The book, about Government violations of the US Constitution, is divided into four parts: Rights and Liberties, Wake-Up Call (a personal statement), The War on Terror, and his solutions in "What Can We Do?" of which the first and third part are the main substance. It is a damning critique of our corrupt judicial system and government generally.
Chapter one addresses instances of the feds engaging in illegal abduction, cops routinely lying in court, home invasions and illegal seizures, etc. Chapter Two with the use of bribed witnesses, prosecutors convicting persons they know are not guilty, allegations of torture in US detention facilities, etc. Chapter Three looks at instances in which sting operations or investigations engage in crimes to entrap people who may or may not have engaged in crimes themselves, often where the crimes perpetrated by the state are much more serious than those of the people they apprehend. Also attacks laws that make it a crime for people to say or think things and arrests and convictions where no real crime has occured! Lest you think this is BS, he has multiple examples to illustrate that this is not uncommon.
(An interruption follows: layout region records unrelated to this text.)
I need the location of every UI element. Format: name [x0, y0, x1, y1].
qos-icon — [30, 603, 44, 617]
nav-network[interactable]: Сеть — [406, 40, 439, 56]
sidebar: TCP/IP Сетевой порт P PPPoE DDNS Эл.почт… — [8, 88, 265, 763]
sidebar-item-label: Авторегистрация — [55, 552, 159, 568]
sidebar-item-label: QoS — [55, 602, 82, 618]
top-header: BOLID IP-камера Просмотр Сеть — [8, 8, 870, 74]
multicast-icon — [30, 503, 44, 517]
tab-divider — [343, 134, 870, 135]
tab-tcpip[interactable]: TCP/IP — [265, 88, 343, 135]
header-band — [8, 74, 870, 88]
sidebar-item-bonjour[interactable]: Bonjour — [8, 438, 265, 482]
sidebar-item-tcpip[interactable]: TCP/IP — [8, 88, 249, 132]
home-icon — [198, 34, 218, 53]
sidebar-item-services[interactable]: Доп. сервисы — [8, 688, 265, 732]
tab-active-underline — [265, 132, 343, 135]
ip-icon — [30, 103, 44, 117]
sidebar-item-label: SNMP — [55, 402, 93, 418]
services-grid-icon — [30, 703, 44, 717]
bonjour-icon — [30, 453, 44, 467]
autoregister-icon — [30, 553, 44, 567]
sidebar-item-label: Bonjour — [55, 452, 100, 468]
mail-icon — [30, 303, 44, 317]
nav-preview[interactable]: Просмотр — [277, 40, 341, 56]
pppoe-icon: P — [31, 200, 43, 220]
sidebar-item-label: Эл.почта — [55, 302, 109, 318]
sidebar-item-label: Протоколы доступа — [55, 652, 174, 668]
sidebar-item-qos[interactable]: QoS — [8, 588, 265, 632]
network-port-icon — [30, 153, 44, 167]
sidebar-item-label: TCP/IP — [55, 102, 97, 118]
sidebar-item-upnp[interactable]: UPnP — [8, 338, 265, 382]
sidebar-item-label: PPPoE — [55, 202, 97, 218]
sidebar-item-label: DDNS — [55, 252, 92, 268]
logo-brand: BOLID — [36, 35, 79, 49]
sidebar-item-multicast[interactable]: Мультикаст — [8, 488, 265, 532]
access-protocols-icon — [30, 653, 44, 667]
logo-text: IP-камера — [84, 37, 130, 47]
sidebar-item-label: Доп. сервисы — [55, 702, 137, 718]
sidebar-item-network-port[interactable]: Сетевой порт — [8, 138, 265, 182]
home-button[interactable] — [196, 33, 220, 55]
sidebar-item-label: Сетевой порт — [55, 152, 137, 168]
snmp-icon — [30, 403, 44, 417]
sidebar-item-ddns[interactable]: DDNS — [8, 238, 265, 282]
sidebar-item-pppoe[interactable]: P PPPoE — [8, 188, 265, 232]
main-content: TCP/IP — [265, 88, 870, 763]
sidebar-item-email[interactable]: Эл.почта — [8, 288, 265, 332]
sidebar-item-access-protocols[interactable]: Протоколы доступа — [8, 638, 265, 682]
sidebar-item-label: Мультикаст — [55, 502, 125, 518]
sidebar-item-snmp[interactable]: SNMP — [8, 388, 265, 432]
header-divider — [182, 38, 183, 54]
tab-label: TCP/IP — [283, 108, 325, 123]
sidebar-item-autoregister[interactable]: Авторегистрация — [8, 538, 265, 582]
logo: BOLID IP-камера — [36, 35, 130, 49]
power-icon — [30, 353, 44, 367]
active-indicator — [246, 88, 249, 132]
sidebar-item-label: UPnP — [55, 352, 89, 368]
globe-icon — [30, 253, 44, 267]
He has a chapter on Government erosion of the Right to bear arms, and a chapter (how appropriate) on theft of property via eminent domain, and another on "Gagging Free Speech", all showing that we do not have the Constitutional Rights many of us would like to think we have. Also a chapter on how prosecutors bribe witnesses, sanction murder for "higher" convictions, buy convictions, with emphasis on how outrageous it would be for the defense to do, so why is prosecution allowed to? Prosecution allowed to lie about their case, but defense lawyers would be breaking the law if they lied to prosecutors about their case. Chapter on abuse of government power to assault people (e.g. Waco, Ruby Ridge, Elian Gonzalez -- though personally I think the result there was what was in the best interest of the child)
Section Three looks at the many instances in which the Constitution has been suspended on the grounds of "national security" by invoking the spectre of "terrorism". Covers the Lynne Stewart case, the accusation of Brandon Mayfield for bombings in Spain -- a country he had never been to -- based on his religion, marriage, and that he was lawyer to terrorists. Looks at Ashcroft's self-appointed power to eavesdrop on attorney-client conversations, and how he and the Justice Department have made various suspects "disappear" in the style of the Stalin, or Pinochet, or fill in the tyrranical dictator of your choice. Looks at the suspension of due process rights, the creation of "enemy combatant" as a way of circumventing due process.
All in all a damning critique of the state of our current legal and judicial system and the abuse of power by the executive branch of the government.